Less than two months after opening the wheel shut again as there was some major design and construction fault with the thing. It now seems it is going to be a further two years to disassemble, fix and rebuild the thing. I personally am not sure if it is worth the effort when even at the height of tourist season it looked like it was struggling, but I have never claimed to understand how businesses make their decisions. I'm just glad I recorded it when I did.
I have decided to start the process of creating a large number of “sweetener” sounds. Most of these are not things that can be recorded in the usual way I work, but will need to be constructed to suit.
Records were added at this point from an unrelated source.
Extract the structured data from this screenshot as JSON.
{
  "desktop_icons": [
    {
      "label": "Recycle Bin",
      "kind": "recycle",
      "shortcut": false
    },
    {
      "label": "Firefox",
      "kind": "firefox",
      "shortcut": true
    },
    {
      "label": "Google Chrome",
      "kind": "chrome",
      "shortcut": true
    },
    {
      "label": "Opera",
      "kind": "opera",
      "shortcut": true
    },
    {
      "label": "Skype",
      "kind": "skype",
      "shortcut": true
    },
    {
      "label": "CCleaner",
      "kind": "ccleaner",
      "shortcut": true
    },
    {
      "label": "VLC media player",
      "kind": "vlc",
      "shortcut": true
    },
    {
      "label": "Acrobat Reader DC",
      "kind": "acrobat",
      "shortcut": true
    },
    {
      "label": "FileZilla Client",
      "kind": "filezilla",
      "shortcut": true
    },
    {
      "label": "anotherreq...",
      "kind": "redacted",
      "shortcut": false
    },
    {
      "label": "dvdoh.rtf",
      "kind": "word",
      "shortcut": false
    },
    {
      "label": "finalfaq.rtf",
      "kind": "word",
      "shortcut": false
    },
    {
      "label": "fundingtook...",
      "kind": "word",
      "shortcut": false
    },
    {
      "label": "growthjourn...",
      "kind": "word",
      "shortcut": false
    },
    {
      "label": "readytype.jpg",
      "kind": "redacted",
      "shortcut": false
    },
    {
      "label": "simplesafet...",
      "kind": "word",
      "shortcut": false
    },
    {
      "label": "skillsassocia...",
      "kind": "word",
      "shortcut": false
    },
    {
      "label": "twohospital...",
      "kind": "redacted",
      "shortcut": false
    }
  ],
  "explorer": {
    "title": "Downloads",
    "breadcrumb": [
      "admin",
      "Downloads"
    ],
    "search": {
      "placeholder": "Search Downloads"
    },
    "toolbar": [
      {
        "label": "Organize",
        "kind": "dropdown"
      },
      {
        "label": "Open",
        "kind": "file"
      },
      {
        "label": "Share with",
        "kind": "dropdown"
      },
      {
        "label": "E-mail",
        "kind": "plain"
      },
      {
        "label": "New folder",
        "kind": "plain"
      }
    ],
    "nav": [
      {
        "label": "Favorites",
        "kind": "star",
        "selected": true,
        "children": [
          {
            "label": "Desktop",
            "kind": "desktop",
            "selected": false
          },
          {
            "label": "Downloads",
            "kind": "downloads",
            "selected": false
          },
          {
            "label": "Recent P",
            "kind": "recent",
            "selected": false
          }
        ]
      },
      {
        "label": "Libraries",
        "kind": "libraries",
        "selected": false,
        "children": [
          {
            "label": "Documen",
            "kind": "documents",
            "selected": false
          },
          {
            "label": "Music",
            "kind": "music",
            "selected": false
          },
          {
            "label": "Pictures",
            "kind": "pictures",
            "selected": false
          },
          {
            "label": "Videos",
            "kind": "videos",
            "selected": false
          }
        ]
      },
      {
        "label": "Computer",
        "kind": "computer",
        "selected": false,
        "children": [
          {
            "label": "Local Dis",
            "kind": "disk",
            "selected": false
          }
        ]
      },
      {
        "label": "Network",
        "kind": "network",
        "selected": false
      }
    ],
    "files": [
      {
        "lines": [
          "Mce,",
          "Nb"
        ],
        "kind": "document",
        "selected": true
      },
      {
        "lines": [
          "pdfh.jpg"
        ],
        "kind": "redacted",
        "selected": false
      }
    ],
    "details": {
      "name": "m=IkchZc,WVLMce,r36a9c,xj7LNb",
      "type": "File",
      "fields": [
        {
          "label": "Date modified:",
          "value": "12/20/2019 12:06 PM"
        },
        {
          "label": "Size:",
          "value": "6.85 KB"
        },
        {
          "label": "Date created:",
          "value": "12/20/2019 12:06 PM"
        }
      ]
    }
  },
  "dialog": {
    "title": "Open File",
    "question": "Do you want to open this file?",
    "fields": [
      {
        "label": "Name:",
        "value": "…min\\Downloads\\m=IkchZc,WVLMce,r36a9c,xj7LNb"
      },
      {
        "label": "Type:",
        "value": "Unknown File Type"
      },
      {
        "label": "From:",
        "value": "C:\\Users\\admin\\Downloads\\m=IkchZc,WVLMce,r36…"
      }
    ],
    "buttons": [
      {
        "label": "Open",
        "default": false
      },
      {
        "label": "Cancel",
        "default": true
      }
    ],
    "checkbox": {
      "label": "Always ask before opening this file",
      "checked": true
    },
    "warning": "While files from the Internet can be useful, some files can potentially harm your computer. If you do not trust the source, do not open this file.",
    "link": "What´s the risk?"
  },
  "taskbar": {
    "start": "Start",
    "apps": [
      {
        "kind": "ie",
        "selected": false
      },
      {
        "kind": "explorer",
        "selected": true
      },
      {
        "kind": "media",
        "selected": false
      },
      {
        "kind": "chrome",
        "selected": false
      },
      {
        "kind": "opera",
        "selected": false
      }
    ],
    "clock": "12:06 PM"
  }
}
I do plan on having a fairly large section of constructed sounds so it’s a good start to that and I can start to schedule in regular sessions of sound creation as well as recording and cataloging.The sweetener category will consist of a series of sounds that can be very useful as building blocks or sub elements in sound design. Sweeps, hits and low frequency booms will be the first elements I will start to create, and as I find a need or think of other elements I will add them as I create them. With a lot of the material in Sound Library these sounds are designed to be small core sounds that anyone can use to create larger more complex sound events. I will add some tutorials with suggested ways of using these elements, but it is really only limited by peoples imaginations.
So what do you do when the fire alarm goes off at work and everyone has to evacuate the building? Record the alarm of course! What was otherwise a usual day in the studio became a brief opportunity to grab a new sound as we had the fire alarm activate in the building forcing a full evacuation. I took the opportunity to record the alarm as we made our way out. This also reminded me that being in a new work environment meant I had a whole new range of sounds I will need to get around to recording sometime soon.
A new apartment is a new opportunity to find new sounds to record. One of the best things about our new location is that the Docklands area tends to be very windy a lot of the time. While this will be terrible for recording most things outside it’s going to be great for recording wind samples. Our apartment gets a really cool whistling wind sound under the front door every time it’s windy. I certainly doesn’t attest very well to the quality of construction of the buildings down here, but it’s a great source of spooky wind sounds.
I will need to explore around the building and see if there are different wind noises in other locations. I also need to get down to the gym and record the treadmills and exercise bikes. Considering hardly anyone else uses the gym this will be a great chance to get some nice clean recordings.